Especially if you’re in engineering (and probably a few other majors), the four-year curriculum as proscribed is very rigid, and you only have so many opportunities to take interesting, unrelated classes, so rather than look for what we called a “gut” in college, look for something that complements your major and other interests. Four years goes by very fast and there are so many subjects to study!

It was only after it was too late that we found out many parents/kids knew to drop a class where the kid might do very poorly in, especially if the student is on scholarship.

DS is doing well, but it is now a very stressful college experience for him and us. Not a position I would wish on anyone.

So, offering this advice is not meant to scare anyone, but they should also go in with full understanding of the challenges ahead and be prepared for them.

Regardless of how gifted (or not) a student is, the change from high school school student living at home to college student living at college is HUGE. There are all kinds of distractions whether or not you join a Greek group.

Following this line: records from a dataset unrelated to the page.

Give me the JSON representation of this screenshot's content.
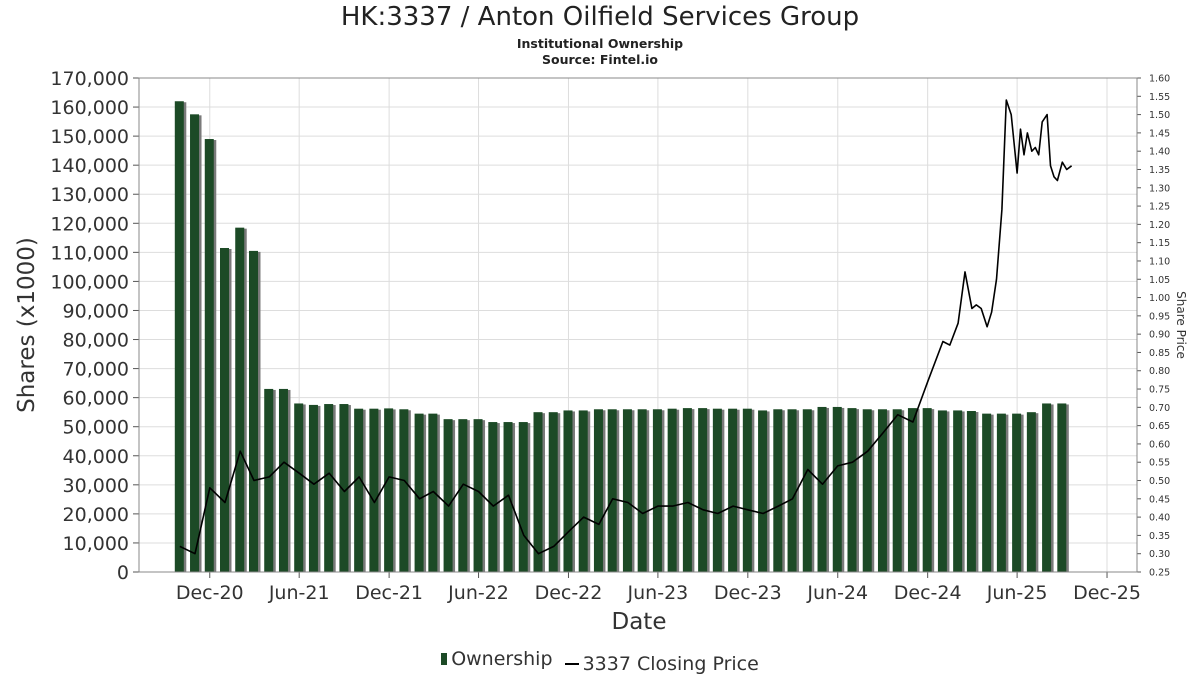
{
  "title": "HK:3337 / Anton Oilfield Services Group",
  "subtitle": "Institutional Ownership",
  "source": "Source: Fintel.io",
  "chart_data": {
    "type": "bar",
    "xlabel": "Date",
    "ylabel": "Shares (x1000)",
    "y2label": "Share Price",
    "ylim": [
      0,
      170000
    ],
    "y2lim": [
      0.25,
      1.6
    ],
    "grid": true,
    "legend": "bottom",
    "x_ticks": [
      "Dec-20",
      "Jun-21",
      "Dec-21",
      "Jun-22",
      "Dec-22",
      "Jun-23",
      "Dec-23",
      "Jun-24",
      "Dec-24",
      "Jun-25",
      "Dec-25"
    ],
    "y_ticks": [
      "0",
      "10,000",
      "20,000",
      "30,000",
      "40,000",
      "50,000",
      "60,000",
      "70,000",
      "80,000",
      "90,000",
      "100,000",
      "110,000",
      "120,000",
      "130,000",
      "140,000",
      "150,000",
      "160,000",
      "170,000"
    ],
    "y2_ticks": [
      "0.25",
      "0.30",
      "0.35",
      "0.40",
      "0.45",
      "0.50",
      "0.55",
      "0.60",
      "0.65",
      "0.70",
      "0.75",
      "0.80",
      "0.85",
      "0.90",
      "0.95",
      "1.00",
      "1.05",
      "1.10",
      "1.15",
      "1.20",
      "1.25",
      "1.30",
      "1.35",
      "1.40",
      "1.45",
      "1.50",
      "1.55",
      "1.60"
    ],
    "colors": {
      "bar": "#1c4a26",
      "bar_shadow": "#7a7a7a",
      "price_line": "#000000",
      "grid": "#dddddd"
    },
    "series": [
      {
        "name": "Ownership",
        "type": "bar",
        "x": [
          "2020-09-30",
          "2020-10-31",
          "2020-11-30",
          "2020-12-31",
          "2021-01-31",
          "2021-02-28",
          "2021-03-31",
          "2021-04-30",
          "2021-05-31",
          "2021-06-30",
          "2021-07-31",
          "2021-08-31",
          "2021-09-30",
          "2021-10-31",
          "2021-11-30",
          "2021-12-31",
          "2022-01-31",
          "2022-02-28",
          "2022-03-31",
          "2022-04-30",
          "2022-05-31",
          "2022-06-30",
          "2022-07-31",
          "2022-08-31",
          "2022-09-30",
          "2022-10-31",
          "2022-11-30",
          "2022-12-31",
          "2023-01-31",
          "2023-02-28",
          "2023-03-31",
          "2023-04-30",
          "2023-05-31",
          "2023-06-30",
          "2023-07-31",
          "2023-08-31",
          "2023-09-30",
          "2023-10-31",
          "2023-11-30",
          "2023-12-31",
          "2024-01-31",
          "2024-02-29",
          "2024-03-31",
          "2024-04-30",
          "2024-05-31",
          "2024-06-30",
          "2024-07-31",
          "2024-08-31",
          "2024-09-30",
          "2024-10-31",
          "2024-11-30",
          "2024-12-31",
          "2025-01-31",
          "2025-02-28",
          "2025-03-31",
          "2025-04-30",
          "2025-05-31",
          "2025-06-30",
          "2025-07-31",
          "2025-08-31"
        ],
        "values": [
          162000,
          157500,
          149000,
          111500,
          118500,
          110500,
          63000,
          63000,
          58000,
          57500,
          57800,
          57800,
          56200,
          56200,
          56300,
          56000,
          54500,
          54500,
          52600,
          52600,
          52600,
          51600,
          51600,
          51600,
          55000,
          55000,
          55600,
          55600,
          56000,
          56000,
          56000,
          56000,
          56000,
          56200,
          56400,
          56400,
          56200,
          56200,
          56200,
          55600,
          56000,
          56000,
          56000,
          56800,
          56800,
          56400,
          56000,
          56000,
          56000,
          56400,
          56400,
          55600,
          55600,
          55400,
          54500,
          54500,
          54500,
          55000,
          58000,
          58000
        ]
      },
      {
        "name": "3337 Closing Price",
        "type": "line",
        "x": [
          "2020-10-01",
          "2020-11-01",
          "2020-12-01",
          "2021-01-01",
          "2021-02-01",
          "2021-03-01",
          "2021-04-01",
          "2021-05-01",
          "2021-06-01",
          "2021-07-01",
          "2021-08-01",
          "2021-09-01",
          "2021-10-01",
          "2021-11-01",
          "2021-12-01",
          "2022-01-01",
          "2022-02-01",
          "2022-03-01",
          "2022-04-01",
          "2022-05-01",
          "2022-06-01",
          "2022-07-01",
          "2022-08-01",
          "2022-09-01",
          "2022-10-01",
          "2022-11-01",
          "2022-12-01",
          "2023-01-01",
          "2023-02-01",
          "2023-03-01",
          "2023-04-01",
          "2023-05-01",
          "2023-06-01",
          "2023-07-01",
          "2023-08-01",
          "2023-09-01",
          "2023-10-01",
          "2023-11-01",
          "2023-12-01",
          "2024-01-01",
          "2024-02-01",
          "2024-03-01",
          "2024-04-01",
          "2024-05-01",
          "2024-06-01",
          "2024-07-01",
          "2024-08-01",
          "2024-09-01",
          "2024-10-01",
          "2024-11-01",
          "2024-12-01",
          "2025-01-01",
          "2025-01-15",
          "2025-02-01",
          "2025-02-15",
          "2025-03-01",
          "2025-03-10",
          "2025-03-20",
          "2025-04-01",
          "2025-04-10",
          "2025-04-20",
          "2025-05-01",
          "2025-05-10",
          "2025-05-20",
          "2025-06-01",
          "2025-06-08",
          "2025-06-15",
          "2025-06-22",
          "2025-07-01",
          "2025-07-08",
          "2025-07-15",
          "2025-07-22",
          "2025-08-01",
          "2025-08-08",
          "2025-08-15",
          "2025-08-22",
          "2025-09-01",
          "2025-09-10",
          "2025-09-20"
        ],
        "values": [
          0.32,
          0.3,
          0.48,
          0.44,
          0.58,
          0.5,
          0.51,
          0.55,
          0.52,
          0.49,
          0.52,
          0.47,
          0.51,
          0.44,
          0.51,
          0.5,
          0.45,
          0.47,
          0.43,
          0.49,
          0.47,
          0.43,
          0.46,
          0.35,
          0.3,
          0.32,
          0.36,
          0.4,
          0.38,
          0.45,
          0.44,
          0.41,
          0.43,
          0.43,
          0.44,
          0.42,
          0.41,
          0.43,
          0.42,
          0.41,
          0.43,
          0.45,
          0.53,
          0.49,
          0.54,
          0.55,
          0.58,
          0.63,
          0.68,
          0.66,
          0.77,
          0.88,
          0.87,
          0.93,
          1.07,
          0.97,
          0.98,
          0.97,
          0.92,
          0.96,
          1.05,
          1.24,
          1.54,
          1.5,
          1.34,
          1.46,
          1.39,
          1.45,
          1.4,
          1.41,
          1.39,
          1.48,
          1.5,
          1.36,
          1.33,
          1.32,
          1.37,
          1.35,
          1.36
        ]
      }
    ]
  }
}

Kids wind up by themselves in the dorm room to livin’ large at the frat house and all in between. In class, students who are used to getting As with little studying may struggle to get a B-. Best to take it a little easy, especially the first semester. That said, an advisor wanted my daughter to take 12 hours instead of 15 since she planned to pledge a sorority. Unless a student has weak study skills, that’s just stupid. You’re paying full tuition for fewer hours. As long as the student can manage the work, there’s no need to take less than 15. In the long run, it may prevent having to add an additional semester or more to earn the degree.